Why your marketing projects run late and what to do about it

Pocket watch: why your marketing projects run late

When a deadline is looming, it can feel like you’re running a race with a rock in your shoe, a cramp in your leg and other runners cutting you off left and right.

If your marketing projects run late and you feel like you’re struggling instead of finishing strong, it’s time to  reassess your strategy.

This post will help you identify the specific obstacles that make your marketing projects run late and help you do something about them.

Getting off to a weak start

A bad brief will kill your marketing project before it begins. It causes writers to guess at the direction of the content, which leads to an inconsistent message. Extra time is then spent on rewrites and reorganising.

We will never be able to stress enough the importance of a good brief that clearly explains the message in each piece of content and the goal of the project from the start.

Your timing is off

The ability to recognise a realistic timeframe for any given project is a must. Otherwise, you may say yes to a project that doesn’t fit into your schedule or commit to an impossible deadline.

Try creating a list of how much time it takes your team for each task, or assessing projects by their complexity. This way, when you look at a project, you can accurately determine how much time and effort is needed to get the job done before you take it on.

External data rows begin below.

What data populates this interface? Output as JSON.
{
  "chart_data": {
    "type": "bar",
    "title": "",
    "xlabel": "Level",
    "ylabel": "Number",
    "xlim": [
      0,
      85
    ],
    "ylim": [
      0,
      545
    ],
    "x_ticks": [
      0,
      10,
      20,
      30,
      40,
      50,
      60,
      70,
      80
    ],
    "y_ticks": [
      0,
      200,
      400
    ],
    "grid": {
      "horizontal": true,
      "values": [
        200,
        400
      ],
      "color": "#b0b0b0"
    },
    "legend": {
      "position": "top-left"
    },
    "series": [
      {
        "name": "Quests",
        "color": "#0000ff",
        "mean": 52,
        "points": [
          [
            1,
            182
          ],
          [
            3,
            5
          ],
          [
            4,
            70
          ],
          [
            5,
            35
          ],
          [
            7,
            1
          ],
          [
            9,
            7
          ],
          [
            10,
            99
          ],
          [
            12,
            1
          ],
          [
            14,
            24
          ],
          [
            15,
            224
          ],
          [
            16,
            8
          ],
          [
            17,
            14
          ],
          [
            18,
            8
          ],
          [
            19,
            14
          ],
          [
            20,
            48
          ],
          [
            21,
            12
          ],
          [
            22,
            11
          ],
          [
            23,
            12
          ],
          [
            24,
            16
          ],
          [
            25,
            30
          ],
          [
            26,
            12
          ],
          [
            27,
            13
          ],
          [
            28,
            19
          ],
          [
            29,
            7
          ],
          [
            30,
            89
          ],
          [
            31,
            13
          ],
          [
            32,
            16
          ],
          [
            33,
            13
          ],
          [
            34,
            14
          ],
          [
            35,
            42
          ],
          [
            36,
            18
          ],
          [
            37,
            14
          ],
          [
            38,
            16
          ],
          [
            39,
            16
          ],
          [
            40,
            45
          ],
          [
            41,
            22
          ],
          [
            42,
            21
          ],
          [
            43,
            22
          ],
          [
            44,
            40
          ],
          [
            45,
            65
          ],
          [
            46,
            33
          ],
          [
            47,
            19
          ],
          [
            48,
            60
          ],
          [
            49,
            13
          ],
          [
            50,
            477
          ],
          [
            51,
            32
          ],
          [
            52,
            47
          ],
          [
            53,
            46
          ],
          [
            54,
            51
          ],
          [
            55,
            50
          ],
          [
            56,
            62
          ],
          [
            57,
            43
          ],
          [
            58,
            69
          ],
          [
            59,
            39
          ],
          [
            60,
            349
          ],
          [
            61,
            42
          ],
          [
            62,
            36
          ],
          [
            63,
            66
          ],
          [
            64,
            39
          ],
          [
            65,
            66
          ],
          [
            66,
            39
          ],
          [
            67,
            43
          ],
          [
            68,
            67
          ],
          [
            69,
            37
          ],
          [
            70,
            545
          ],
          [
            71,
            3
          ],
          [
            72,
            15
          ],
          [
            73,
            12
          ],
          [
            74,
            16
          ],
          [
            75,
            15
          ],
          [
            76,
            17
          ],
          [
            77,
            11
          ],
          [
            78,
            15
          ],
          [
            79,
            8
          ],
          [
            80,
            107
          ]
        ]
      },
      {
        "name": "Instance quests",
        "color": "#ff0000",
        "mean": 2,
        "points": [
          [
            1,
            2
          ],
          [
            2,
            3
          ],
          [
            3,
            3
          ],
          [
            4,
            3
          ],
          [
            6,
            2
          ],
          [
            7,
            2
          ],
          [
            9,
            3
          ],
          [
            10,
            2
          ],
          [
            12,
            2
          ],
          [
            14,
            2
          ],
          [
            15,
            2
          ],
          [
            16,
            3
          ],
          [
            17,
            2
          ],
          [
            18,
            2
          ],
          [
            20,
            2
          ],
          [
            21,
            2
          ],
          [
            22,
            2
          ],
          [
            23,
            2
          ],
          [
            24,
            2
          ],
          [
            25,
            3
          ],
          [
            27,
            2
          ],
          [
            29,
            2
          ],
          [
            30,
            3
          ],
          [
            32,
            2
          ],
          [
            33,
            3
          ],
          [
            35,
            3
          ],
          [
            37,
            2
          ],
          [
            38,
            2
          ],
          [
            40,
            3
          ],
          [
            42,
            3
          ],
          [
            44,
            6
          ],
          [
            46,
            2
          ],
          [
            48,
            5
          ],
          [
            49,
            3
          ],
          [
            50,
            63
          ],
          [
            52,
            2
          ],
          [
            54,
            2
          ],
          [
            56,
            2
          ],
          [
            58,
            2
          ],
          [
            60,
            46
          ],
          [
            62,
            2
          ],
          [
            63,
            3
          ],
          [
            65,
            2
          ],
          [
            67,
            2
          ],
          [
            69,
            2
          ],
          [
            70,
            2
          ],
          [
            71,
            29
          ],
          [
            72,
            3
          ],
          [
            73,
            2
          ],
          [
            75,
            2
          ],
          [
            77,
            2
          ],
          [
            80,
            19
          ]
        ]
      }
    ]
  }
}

Expecting instead of anticipating problems

You know very well that projects can run into problems. You expect them, but they eat up your time if you don’t anticipate and plan for them.

Of course, don’t plan for crashed servers on every project. Simply allot the time it takes to complete tasks and then schedule a realistic contingency for potential problems.

Good, old-fashioned procrastination

Once tasks are assigned to your own team, freelancers or to an agency, the pace may feel a bit out of your control and it’s hard to trust that it will come together on time.

Create incentives for timeliness and early deliveries. This can be in the form of first pick on new assignments, moving to the top of the list for the next project or even a bonus.

A less than thrilling chase

A lot of time will be wasted if you or your team has to chase down resources for the project or signatures for approval.

Include all resources needed from the start with the brief and make sure you have signatures scheduled as tasks with a specific time for content to be reviewed and approved.

Setting yourself up for failure

Agencies run into the same obstacles you do on marketing projects and a mismanaged agency will not be able to overcome causing you to miss your deadline.

Realise that you do have control over choosing who to work with and manage your roster accordingly. Pick the agencies that allow your team to meet goals and deadlines.

Standing at the bottom of a deadline avalanche

As the project manager, every task comes back to you in the end and a marketing project has a lot of moving parts. If everything hits you at the same time, your ability to turn it over quickly may be jeopardized.

Start thinking in timelines instead of deadlines. Have a manageable cycle of deadlines which will help you feel that you’ve handled each item and are handing over a quality project.

Get serious about deadlines

Everyone working on your marketing projects needs to be on the same page when it comes to deadlines, meaning they have to understand just how important they are to the overall success of your company.

But the way you manage deadlines plays the greatest role in whether or not your team meets them. Be proactive about overcoming the problems a marketing project faces and finish strong every time.